Person to person transmission of botulism does not occur. The symptoms are not caused by the organism itself, but by the toxin that the bacterium releases which usually appear within 12 to 36 hours but can range from four hours to eight days after exposure. Incidence of botulism is low, but the mortality rate is high if not treated immediately. The disease can be fatal in 5 to 10 percent of cases. The following references provide useful information about the management of exposures to botulinum toxin.

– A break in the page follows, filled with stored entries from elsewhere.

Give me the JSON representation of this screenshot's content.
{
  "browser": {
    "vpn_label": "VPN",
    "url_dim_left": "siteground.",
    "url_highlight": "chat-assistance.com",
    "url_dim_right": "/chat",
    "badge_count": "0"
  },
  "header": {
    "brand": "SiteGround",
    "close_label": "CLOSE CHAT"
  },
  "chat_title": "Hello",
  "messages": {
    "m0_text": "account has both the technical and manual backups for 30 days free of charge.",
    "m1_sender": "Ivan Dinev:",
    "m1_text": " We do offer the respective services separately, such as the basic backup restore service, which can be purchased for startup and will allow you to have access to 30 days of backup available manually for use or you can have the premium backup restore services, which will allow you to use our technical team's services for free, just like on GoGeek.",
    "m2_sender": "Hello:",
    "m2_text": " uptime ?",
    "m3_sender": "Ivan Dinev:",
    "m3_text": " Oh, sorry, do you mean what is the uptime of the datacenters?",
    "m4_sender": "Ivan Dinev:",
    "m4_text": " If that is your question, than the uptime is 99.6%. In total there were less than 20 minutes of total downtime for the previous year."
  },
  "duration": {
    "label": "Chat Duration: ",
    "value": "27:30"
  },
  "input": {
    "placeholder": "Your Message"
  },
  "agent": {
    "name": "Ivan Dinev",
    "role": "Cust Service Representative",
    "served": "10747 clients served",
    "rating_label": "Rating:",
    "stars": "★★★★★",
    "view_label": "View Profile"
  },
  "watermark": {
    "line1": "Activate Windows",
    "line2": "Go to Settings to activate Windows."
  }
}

Evaluation and Investigation

Prompt and thorough laboratory evaluation of cases and suspected foods is essential. Cases of foodborne disease involving botulism, are identified by a distinctive clinical syndrome. For information about conducting evaluations of foodborne disease and reporting foodborne disease epidemics to local health authorities, see the following reference:

Diagnosis and Treatment

  • Bioterrorism Agent Fact Sheet: Botulism/Botulinum Toxin [165 KB PDF, 2 pages]. Saint Louis University (SLU) School of Public Health, Centers for the Study of Bioterrorism, and Emerging Infections (CBS&EI), (2002, November). Provides a basic disease description and information on diagnosis and treatment.

Control and Prevention

Public education about botulism prevention is an ongoing activity. State health departments and the Centers for Disease Control and Prevention (CDC) have persons knowledgeable about botulism available to consult with physicians 24 hours a day. If antitoxin is needed to treat a patient, it can be quickly delivered to a physician anywhere in the country.

Suspected outbreaks of botulism are quickly investigated, and if they involve a commercial product, the appropriate control measures are coordinated among public health and regulatory agencies. Physicians should report suspected cases of botulism to a state health department.